Need per-IP allowlist or domain-based selectors.
**Tier D — broad egress (do NOT enforce statically):**
`servarr` has 130+ external IPs because it runs BitTorrent peer-to-peer.
Static IP enforcement won't work; either leave in Log+Allow mode permanently
or use a port-only allowlist (TCP+UDP 6881+random high ports outbound).
## Important caveats before flipping to enforce
1. **Observation horizon is too short.** Only ~6h of dense data and ~24h
total. CronJobs that run weekly, periodic Vault token rotations (7d),
external service maintenance windows, Keel auto-rollouts pulling new
image versions — all missed.

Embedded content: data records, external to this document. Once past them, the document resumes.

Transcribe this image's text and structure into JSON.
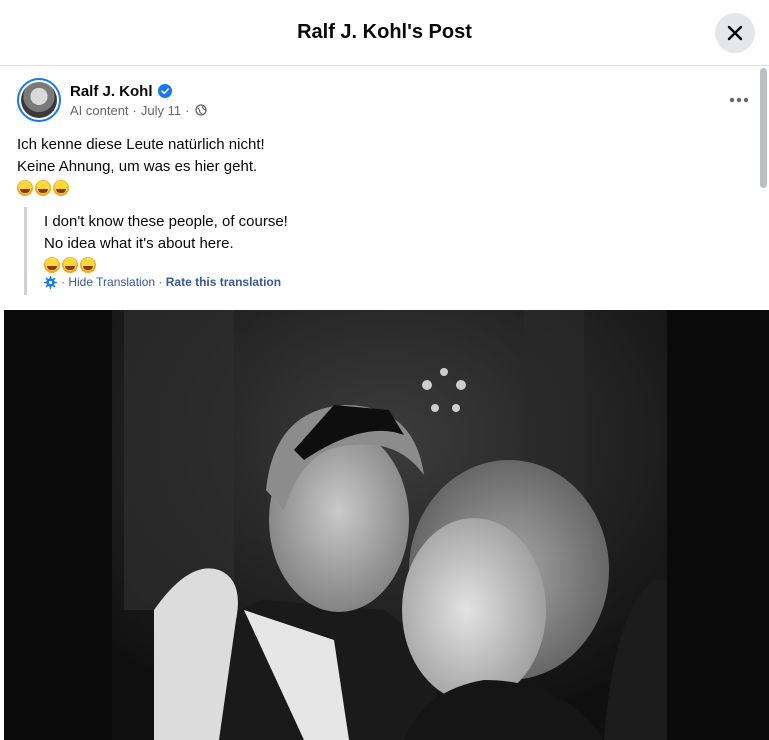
{
  "modal": {
    "title": "Ralf J. Kohl's Post",
    "close_icon": "close-icon"
  },
  "post": {
    "author": "Ralf J. Kohl",
    "verified_icon": "verified-badge-icon",
    "meta": {
      "label": "AI content",
      "date": "July 11",
      "audience_icon": "globe-icon"
    },
    "more_icon": "more-options-icon",
    "text_lines": [
      "Ich kenne diese Leute natürlich nicht!",
      "Keine Ahnung, um was es hier geht."
    ],
    "emojis": [
      "rolling-on-floor-laughing",
      "rolling-on-floor-laughing",
      "rolling-on-floor-laughing"
    ],
    "translation": {
      "lines": [
        "I don't know these people, of course!",
        "No idea what it's about here."
      ],
      "hide_label": "Hide Translation",
      "rate_label": "Rate this translation",
      "settings_icon": "gear-icon"
    },
    "photo": {
      "description_icon": "photo-image"
    }
  },
  "colors": {
    "accent": "#1877f2",
    "link": "#385898",
    "meta": "#65676b",
    "divider": "#dddfe2"
  }
}
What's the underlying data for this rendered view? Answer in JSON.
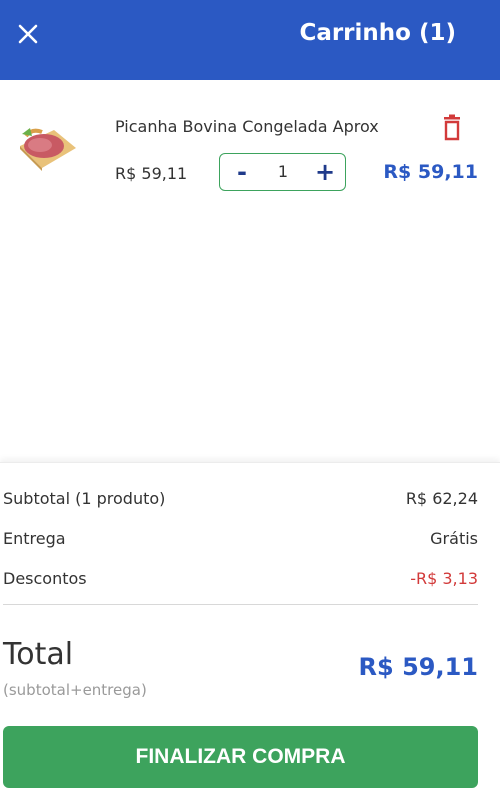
{
  "header": {
    "title": "Carrinho (1)",
    "close_icon": "close-icon",
    "background": "#2b59c3"
  },
  "cart": {
    "items": [
      {
        "name": "Picanha Bovina Congelada Aprox",
        "unit_price": "R$ 59,11",
        "quantity": "1",
        "line_total": "R$ 59,11",
        "image_icon": "meat-product-image",
        "delete_icon": "trash-icon",
        "decrement_label": "-",
        "increment_label": "+"
      }
    ]
  },
  "summary": {
    "subtotal_label": "Subtotal (1 produto)",
    "subtotal_value": "R$ 62,24",
    "delivery_label": "Entrega",
    "delivery_value": "Grátis",
    "discount_label": "Descontos",
    "discount_value": "-R$ 3,13",
    "total_label": "Total",
    "total_note": "(subtotal+entrega)",
    "total_value": "R$ 59,11",
    "checkout_label": "FINALIZAR COMPRA"
  },
  "colors": {
    "primary": "#2b59c3",
    "success": "#3da35d",
    "danger": "#d23a3a"
  }
}
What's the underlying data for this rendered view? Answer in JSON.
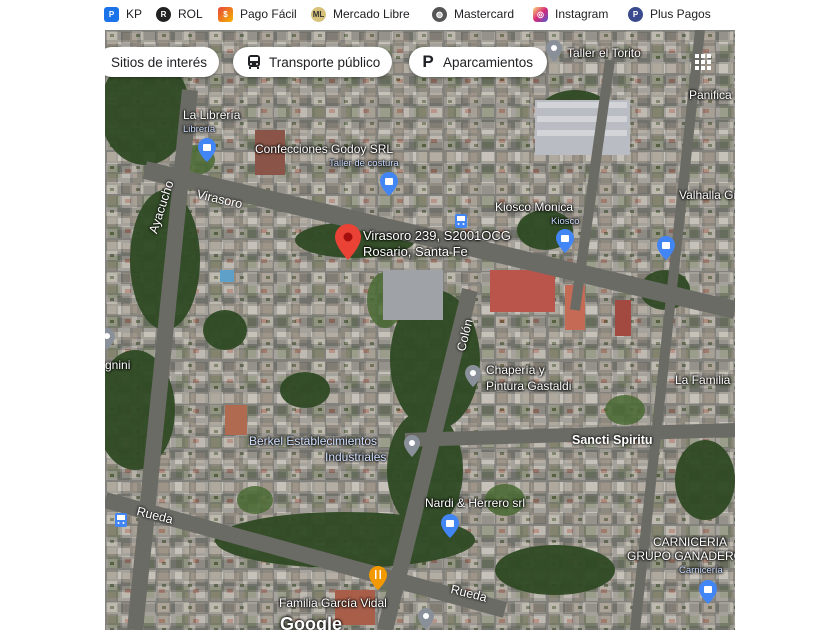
{
  "bookmarks": [
    {
      "label": "KP",
      "icon": "kp-icon",
      "color": "#1a73e8"
    },
    {
      "label": "ROL",
      "icon": "rol-icon",
      "color": "#222222"
    },
    {
      "label": "Pago Fácil",
      "icon": "pago-facil-icon",
      "color": "#e8453c"
    },
    {
      "label": "Mercado Libre",
      "icon": "mercado-libre-icon",
      "color": "#d6c27a"
    },
    {
      "label": "Mastercard",
      "icon": "globe-icon",
      "color": "#555555"
    },
    {
      "label": "Instagram",
      "icon": "instagram-icon",
      "color": "#d6249f"
    },
    {
      "label": "Plus Pagos",
      "icon": "plus-pagos-icon",
      "color": "#3a4a8c"
    }
  ],
  "chips": [
    {
      "label": "Sitios de interés",
      "icon": ""
    },
    {
      "label": "Transporte público",
      "icon": "bus-icon"
    },
    {
      "label": "Aparcamientos",
      "icon": "parking-icon"
    }
  ],
  "address": {
    "line1": "Virasoro 239, S2001OCG",
    "line2": "Rosario, Santa Fe"
  },
  "places": {
    "taller_torito": "Taller el Torito",
    "panifica": "Panifica",
    "la_libreria": "La Librería",
    "libreria": "Librería",
    "confecciones": "Confecciones Godoy SRL",
    "taller_costura": "Taller de costura",
    "kiosco_monica": "Kiosco Monica",
    "kiosco": "Kiosco",
    "valhalla": "Valhalla Gi",
    "gnini": "gnini",
    "chaperia_1": "Chapería y",
    "chaperia_2": "Pintura Gastaldi",
    "la_familia": "La Familia",
    "berkel_1": "Berkel Establecimientos",
    "berkel_2": "Industriales",
    "nardi": "Nardi & Herrero srl",
    "carniceria_1": "CARNICERIA",
    "carniceria_2": "GRUPO GANADERO",
    "carniceria": "Carnicería",
    "familia_garcia": "Familia García Vidal"
  },
  "streets": {
    "ayacucho": "Ayacucho",
    "virasoro": "Virasoro",
    "colon": "Colón",
    "sancti_spiritu": "Sancti Spiritu",
    "rueda_1": "Rueda",
    "rueda_2": "Rueda"
  },
  "logo": "Google",
  "colors": {
    "pin_red": "#ea4335",
    "pin_blue": "#4285f4",
    "pin_gray": "#8a9099",
    "pin_orange": "#f29900"
  }
}
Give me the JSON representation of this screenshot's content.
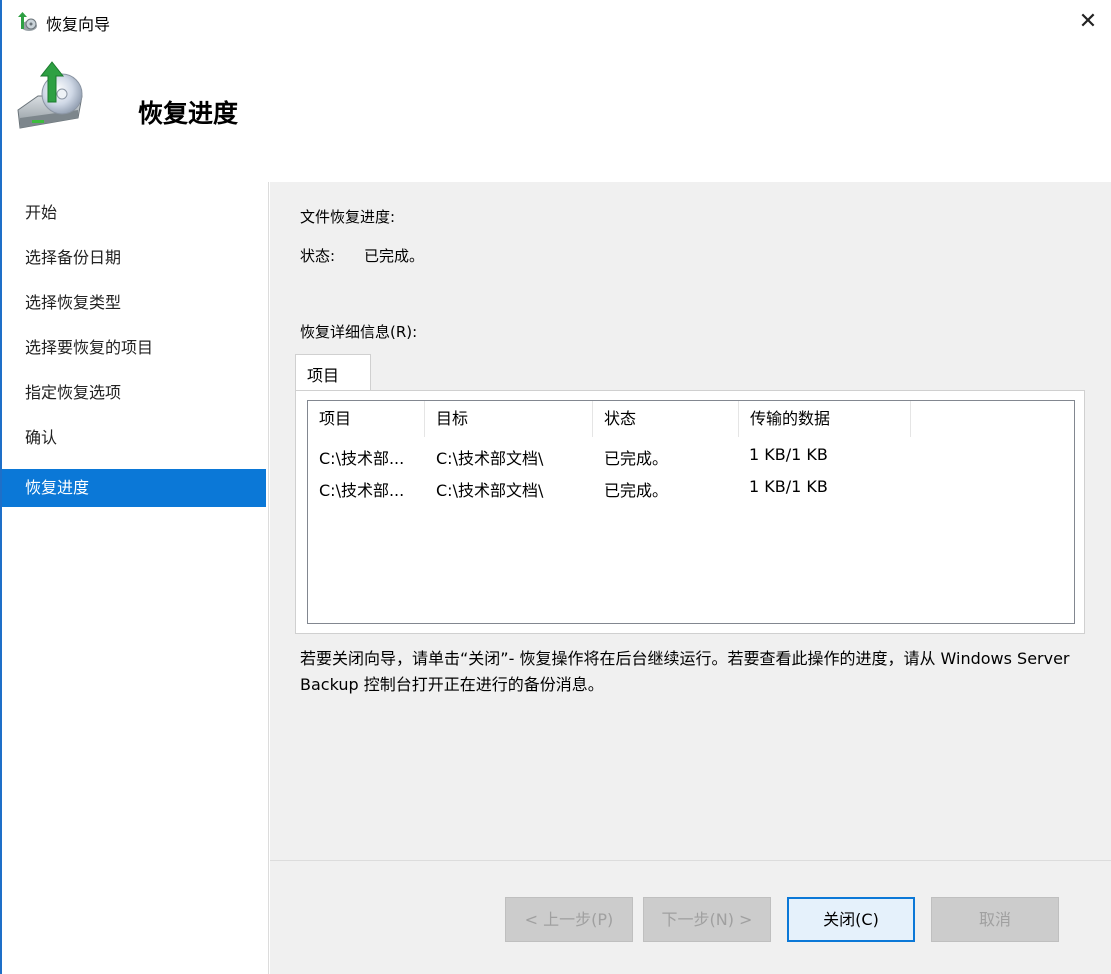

Recommend collecting **at least 7 days**
before declaring an allowlist complete.
2. **`servarr`** is fundamentally incompatible with static enforce — keep
in Log+Allow (or explicit deny for known-bad CIDRs only).
3. **External IPs are dynamic.** Cloudflare-fronted services rotate IPs.
The recruiter-responder external IP `99.83.136.103` is one of Telegram's
API endpoints — Telegram has a CIDR range. Allowing single IPs will break
when DNS resolves to a different IP. Prefer Calico's `domains:` selector
(Calico OSS supports DNS-based egress allowlists via `dns_policy_resolver`)
OR allow the full Cloudflare/AWS CIDR range OR use a per-app egress
gateway.
4. **The observation didn't capture intra-namespace traffic** by design —
the Calico Log rule fires on egress from workload endpoint, but
pod-to-same-namespace-pod traffic on the same node may bypass the
filter chain (varies). Real-world testing needed after enforce flip.
## Suggested next-session sequencing
1. **Continue observation for at least 7 days** before any enforce flip.
Compare data on 2026-05-29 vs today; if no new destinations show up,
the allowlist is stable.
2. **First enforce: recruiter-responder.** GNP with allowlist =
{kube-dns, telegram CIDR, vault svc, eso svc}. Watch for breakage.
3. **Tier B batch rollout** at 3-5 namespaces/day per Keel-style phased
rollout pattern (memory id=1972).
4. **Tier C requires per-namespace investigation** — what are those
external IPs? Map to known services first.
5. **servarr stays in Log+Allow** indefinitely (or migrate to dedicated
egress proxy).
## Source data location
- Loki LogQL: `{job="node-journal"} |~ "calico-packet"`
- Pod IP → namespace map at observation time saved at
`/tmp/pod-ip-map.txt` on the analysis host (ephemeral).
- Analysis scripts: `/tmp/analyze_flows2.py`, `/tmp/build_allowlist.py`.
- Tracked under beads `code-8ywc` (W1.7).